In view of these, our meta-analysis is the largest meta-analysis that used the robust statistical method and methodological quality to derive the precise conclusion regarding the relationship of MTHFR gene polymorphism at 677 positions with the risk of ischemic stroke. In the stratified analysis, the association was found to be higher in the Asian population (OR: 1.30, 95% CI: 1.22-1.39) as compared to the Caucasian population (OR: 1.23, 95% CI: 1.08-1.40). However, in meta-regression analysis, ethnicity did not contribute to the significant heterogeneity in the pooled effect size. These findings indicate that similar type of association between MTHFR gene polymorphism and the risk of ischemic stroke in both Asian and Caucasian populations. Our meta-regression analysis to explore the source of variation in effect size did not observe the significant influence of mean age, methodological quality, and year of publication of articles on the pooled effect size. These observations further strengthen the homogeneous effect of the MTHFR gene polymorphism with an increased risk of ischemic stroke.

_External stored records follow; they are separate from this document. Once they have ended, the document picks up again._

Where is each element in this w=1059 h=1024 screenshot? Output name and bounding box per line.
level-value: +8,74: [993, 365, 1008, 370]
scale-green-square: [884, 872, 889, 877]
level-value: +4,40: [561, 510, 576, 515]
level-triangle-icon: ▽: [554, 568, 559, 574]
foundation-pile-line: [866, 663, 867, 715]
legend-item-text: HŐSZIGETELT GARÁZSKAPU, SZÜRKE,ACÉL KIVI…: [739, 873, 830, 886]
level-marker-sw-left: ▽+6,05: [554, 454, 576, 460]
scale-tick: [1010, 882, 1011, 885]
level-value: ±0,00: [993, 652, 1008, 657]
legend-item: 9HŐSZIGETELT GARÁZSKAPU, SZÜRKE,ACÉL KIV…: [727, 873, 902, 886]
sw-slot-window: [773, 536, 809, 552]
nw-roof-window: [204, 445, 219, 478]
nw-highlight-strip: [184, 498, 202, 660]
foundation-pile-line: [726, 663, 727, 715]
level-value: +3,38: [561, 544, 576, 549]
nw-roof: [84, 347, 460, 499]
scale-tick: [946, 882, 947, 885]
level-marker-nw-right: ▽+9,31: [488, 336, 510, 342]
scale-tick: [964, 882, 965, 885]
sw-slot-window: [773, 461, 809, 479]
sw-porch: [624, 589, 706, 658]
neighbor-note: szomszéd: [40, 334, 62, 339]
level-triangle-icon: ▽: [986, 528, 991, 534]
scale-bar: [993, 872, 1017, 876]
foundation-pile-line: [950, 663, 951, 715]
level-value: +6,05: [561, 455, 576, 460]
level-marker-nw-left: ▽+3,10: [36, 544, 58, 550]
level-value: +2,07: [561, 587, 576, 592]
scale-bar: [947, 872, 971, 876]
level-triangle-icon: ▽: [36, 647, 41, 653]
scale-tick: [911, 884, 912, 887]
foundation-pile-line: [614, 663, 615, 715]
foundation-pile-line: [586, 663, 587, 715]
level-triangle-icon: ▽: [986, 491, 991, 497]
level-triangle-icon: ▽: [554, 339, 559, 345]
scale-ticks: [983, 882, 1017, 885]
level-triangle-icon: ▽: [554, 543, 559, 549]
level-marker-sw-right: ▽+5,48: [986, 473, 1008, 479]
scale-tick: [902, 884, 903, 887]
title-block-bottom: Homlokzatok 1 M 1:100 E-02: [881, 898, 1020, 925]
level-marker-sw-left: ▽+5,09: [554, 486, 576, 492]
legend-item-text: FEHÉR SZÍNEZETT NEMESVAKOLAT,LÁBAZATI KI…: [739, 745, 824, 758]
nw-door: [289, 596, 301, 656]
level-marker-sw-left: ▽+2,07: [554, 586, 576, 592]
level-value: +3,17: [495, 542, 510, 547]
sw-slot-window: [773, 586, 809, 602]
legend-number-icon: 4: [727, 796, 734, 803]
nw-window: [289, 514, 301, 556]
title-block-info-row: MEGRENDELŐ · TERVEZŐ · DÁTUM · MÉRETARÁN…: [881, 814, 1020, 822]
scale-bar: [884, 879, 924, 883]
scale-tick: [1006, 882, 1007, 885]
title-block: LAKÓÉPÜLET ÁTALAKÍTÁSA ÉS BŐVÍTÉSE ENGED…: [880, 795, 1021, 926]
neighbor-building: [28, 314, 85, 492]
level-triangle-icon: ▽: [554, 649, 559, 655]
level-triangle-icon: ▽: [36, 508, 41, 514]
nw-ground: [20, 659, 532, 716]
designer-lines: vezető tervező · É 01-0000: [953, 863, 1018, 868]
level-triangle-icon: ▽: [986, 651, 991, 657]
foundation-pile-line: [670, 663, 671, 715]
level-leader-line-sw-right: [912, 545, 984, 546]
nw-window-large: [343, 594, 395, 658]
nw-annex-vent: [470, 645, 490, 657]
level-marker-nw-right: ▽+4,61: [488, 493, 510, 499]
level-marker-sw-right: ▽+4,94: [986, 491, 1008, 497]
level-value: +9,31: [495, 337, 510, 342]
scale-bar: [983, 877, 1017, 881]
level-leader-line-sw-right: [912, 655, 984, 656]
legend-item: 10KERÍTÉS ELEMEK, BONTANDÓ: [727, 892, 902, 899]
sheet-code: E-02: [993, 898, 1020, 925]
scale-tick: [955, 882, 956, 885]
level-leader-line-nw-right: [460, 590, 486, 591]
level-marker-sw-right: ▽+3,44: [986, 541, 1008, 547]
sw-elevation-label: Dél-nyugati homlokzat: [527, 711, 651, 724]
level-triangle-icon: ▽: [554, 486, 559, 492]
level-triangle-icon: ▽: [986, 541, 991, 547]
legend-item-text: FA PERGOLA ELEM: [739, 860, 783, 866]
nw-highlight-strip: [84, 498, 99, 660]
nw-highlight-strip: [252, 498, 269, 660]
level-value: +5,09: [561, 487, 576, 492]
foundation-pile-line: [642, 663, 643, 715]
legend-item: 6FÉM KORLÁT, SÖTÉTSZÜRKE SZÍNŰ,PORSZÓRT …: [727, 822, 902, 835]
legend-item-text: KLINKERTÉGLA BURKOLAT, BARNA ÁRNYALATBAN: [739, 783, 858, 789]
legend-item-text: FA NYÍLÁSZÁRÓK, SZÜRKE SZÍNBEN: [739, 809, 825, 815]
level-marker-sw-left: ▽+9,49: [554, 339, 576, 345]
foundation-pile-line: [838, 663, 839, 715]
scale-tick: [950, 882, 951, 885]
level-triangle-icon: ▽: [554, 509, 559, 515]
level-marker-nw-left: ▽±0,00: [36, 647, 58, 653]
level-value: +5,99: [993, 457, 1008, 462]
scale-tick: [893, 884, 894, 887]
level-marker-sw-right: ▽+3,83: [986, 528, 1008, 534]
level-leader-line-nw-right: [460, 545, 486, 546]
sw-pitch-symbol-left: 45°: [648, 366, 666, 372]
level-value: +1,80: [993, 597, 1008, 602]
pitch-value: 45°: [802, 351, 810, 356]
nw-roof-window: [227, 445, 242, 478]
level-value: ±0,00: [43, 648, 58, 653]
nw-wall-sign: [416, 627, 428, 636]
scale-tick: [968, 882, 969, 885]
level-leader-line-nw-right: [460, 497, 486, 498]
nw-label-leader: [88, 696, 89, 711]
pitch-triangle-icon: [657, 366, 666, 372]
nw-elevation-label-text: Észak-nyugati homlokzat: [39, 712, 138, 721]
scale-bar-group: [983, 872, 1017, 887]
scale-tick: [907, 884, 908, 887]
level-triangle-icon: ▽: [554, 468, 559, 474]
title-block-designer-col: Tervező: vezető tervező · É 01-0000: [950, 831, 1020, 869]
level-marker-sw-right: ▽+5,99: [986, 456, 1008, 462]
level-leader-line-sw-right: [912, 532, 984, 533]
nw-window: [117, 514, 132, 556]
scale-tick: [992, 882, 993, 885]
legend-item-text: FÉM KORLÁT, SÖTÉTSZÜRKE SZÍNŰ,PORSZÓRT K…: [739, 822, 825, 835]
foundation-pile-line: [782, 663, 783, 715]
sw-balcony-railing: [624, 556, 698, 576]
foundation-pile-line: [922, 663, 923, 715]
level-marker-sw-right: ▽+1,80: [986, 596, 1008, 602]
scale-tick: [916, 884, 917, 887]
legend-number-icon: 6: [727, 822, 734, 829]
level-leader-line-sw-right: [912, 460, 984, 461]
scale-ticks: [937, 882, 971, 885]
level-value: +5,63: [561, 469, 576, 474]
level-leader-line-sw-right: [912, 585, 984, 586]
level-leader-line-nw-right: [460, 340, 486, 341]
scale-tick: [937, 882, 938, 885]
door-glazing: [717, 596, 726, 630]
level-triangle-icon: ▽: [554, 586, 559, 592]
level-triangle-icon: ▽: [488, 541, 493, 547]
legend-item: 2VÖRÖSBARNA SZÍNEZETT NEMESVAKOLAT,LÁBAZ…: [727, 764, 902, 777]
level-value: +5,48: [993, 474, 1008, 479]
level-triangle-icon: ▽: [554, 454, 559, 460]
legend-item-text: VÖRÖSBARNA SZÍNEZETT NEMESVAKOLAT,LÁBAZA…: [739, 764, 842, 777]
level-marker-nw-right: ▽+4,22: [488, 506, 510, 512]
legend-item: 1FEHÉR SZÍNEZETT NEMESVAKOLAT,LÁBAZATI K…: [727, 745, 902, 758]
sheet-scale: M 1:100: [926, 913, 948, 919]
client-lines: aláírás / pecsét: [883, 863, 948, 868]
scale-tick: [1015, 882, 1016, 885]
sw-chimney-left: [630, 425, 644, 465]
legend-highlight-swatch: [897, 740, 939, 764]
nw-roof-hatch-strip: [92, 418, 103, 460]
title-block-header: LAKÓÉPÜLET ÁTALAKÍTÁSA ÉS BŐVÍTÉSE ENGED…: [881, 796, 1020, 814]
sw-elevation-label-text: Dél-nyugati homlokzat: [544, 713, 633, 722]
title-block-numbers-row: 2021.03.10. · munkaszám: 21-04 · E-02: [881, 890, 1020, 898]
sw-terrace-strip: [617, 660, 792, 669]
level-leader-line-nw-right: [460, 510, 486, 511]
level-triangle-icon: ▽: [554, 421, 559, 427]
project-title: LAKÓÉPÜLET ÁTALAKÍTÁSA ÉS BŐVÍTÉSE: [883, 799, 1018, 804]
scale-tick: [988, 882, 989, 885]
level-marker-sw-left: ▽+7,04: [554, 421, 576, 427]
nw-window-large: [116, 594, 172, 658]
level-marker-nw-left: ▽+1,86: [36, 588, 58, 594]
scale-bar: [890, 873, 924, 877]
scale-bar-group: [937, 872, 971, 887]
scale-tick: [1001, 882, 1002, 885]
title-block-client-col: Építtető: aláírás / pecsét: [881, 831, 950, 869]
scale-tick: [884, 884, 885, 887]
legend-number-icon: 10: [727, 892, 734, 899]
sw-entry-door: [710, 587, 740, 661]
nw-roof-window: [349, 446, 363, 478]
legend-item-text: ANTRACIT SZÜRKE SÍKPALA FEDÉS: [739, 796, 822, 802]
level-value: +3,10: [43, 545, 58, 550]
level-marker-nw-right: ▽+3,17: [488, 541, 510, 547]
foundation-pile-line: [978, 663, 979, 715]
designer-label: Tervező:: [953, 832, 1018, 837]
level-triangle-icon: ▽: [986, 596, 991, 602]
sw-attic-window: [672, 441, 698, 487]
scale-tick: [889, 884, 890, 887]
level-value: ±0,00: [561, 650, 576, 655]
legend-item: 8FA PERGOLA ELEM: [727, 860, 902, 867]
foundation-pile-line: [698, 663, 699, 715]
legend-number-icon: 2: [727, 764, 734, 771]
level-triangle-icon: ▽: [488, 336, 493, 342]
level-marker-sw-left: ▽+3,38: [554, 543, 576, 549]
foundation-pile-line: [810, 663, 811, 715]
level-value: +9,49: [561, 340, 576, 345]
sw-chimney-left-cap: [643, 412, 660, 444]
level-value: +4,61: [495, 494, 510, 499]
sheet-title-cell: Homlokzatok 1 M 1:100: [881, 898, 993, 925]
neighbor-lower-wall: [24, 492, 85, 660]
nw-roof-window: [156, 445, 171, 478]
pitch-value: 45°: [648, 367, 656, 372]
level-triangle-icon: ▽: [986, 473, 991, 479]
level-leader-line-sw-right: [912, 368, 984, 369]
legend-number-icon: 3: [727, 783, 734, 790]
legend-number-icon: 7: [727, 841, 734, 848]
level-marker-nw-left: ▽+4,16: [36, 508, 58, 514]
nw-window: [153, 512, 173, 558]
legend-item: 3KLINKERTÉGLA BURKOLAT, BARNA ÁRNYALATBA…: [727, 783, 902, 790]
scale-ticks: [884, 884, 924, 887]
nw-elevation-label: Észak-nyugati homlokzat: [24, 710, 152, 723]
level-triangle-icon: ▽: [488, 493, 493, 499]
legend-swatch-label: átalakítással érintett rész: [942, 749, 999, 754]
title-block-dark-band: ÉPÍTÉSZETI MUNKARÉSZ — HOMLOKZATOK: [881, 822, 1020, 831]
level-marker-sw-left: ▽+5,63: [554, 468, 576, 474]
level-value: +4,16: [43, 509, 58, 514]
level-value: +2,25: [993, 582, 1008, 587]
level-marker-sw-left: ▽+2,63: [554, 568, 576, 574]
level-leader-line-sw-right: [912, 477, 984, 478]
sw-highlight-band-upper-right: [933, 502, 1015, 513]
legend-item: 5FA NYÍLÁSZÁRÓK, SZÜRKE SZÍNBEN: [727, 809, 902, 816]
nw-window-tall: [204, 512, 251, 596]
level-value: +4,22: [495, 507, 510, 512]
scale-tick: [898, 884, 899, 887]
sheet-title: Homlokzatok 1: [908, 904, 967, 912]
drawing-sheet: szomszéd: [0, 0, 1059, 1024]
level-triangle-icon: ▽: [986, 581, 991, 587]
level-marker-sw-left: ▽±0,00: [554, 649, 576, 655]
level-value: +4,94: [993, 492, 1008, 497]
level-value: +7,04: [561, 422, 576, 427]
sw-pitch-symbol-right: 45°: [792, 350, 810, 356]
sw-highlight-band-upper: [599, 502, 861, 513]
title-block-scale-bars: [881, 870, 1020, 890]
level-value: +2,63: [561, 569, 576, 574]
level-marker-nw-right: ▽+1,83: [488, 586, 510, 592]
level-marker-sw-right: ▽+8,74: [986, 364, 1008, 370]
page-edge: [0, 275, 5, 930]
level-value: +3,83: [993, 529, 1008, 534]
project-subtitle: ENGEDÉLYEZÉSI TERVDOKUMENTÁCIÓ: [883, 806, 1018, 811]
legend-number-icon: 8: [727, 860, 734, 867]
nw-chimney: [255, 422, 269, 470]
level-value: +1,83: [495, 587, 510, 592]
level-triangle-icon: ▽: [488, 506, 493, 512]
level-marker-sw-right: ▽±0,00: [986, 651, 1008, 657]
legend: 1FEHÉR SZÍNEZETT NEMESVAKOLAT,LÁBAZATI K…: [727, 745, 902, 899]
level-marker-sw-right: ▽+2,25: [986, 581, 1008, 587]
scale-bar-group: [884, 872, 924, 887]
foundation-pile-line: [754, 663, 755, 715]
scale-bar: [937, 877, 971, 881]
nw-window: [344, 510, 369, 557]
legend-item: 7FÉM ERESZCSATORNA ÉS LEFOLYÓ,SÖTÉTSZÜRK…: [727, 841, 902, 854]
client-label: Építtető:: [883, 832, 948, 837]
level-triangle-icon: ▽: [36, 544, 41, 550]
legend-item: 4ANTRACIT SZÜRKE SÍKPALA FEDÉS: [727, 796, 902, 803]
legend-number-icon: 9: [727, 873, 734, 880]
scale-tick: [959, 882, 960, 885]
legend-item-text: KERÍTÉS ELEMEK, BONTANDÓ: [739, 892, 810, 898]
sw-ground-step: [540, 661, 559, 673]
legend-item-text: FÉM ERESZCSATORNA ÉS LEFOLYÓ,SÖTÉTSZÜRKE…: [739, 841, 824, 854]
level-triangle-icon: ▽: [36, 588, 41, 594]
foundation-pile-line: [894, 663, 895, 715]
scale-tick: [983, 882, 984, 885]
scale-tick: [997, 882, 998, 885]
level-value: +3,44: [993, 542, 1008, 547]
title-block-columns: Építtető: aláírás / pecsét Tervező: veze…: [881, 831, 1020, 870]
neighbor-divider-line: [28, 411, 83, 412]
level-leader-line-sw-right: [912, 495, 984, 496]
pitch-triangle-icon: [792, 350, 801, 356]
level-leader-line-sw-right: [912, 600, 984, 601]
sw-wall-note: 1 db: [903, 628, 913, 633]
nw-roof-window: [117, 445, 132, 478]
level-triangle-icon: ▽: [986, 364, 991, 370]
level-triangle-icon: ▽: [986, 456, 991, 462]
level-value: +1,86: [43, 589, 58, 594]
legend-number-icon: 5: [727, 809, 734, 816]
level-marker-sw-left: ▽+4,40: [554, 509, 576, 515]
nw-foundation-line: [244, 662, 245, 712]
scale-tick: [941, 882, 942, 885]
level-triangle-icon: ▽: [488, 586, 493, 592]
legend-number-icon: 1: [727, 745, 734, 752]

MTHFR polymorphism leads to a higher level of Hcy. Hcy is a sulfur-containing amino acid and its remethylation leads to the formation of methionine. In the remethylation process of methionine, the methyl donor for the conversion of Hcy to methionine is done by the reduction of 5,10-methylenetetrahydrofolate to 5-methyltetrahydrofolate by the enzyme MTHFR. Elevated plasma Hcy levels can occur due to defective remethylation of Hcy to methionine because mutations in the MTHFR gene could lead to decreased activity of the MTHFR enzyme [16-18]. Stroke guidelines have included the examination of the Hcy biomarker in young stroke patients as a higher level of Hcy was found to be associated with an increased risk of stroke. It could be effectively treated with vitamin B12 and folic acid supplementation. It has been observed that vitamin supplementation effectively controls the level of Hcy and thereby reduces the risk of stroke [8]. The findings of the present study further strengthen the routine examination of MTHFR gene polymorphism for the prevention of stroke along with Hcy levels.

Conclusions

This meta-analysis sustains the notion of the association of MTHFR gene polymorphism with an increased risk of ischemic stroke. The observed pooled effect size had insignificant heterogeneity, which further strengthens the findings observed in the current study. The study is limited by the presence of publication bias. The association of MTHFR gene polymorphism was found to be higher in the Asian population compared to Caucasians. MTHFR gene polymorphism screening may be included in the guidelines for the prevention and screening of subjects with higher susceptibility to stroke.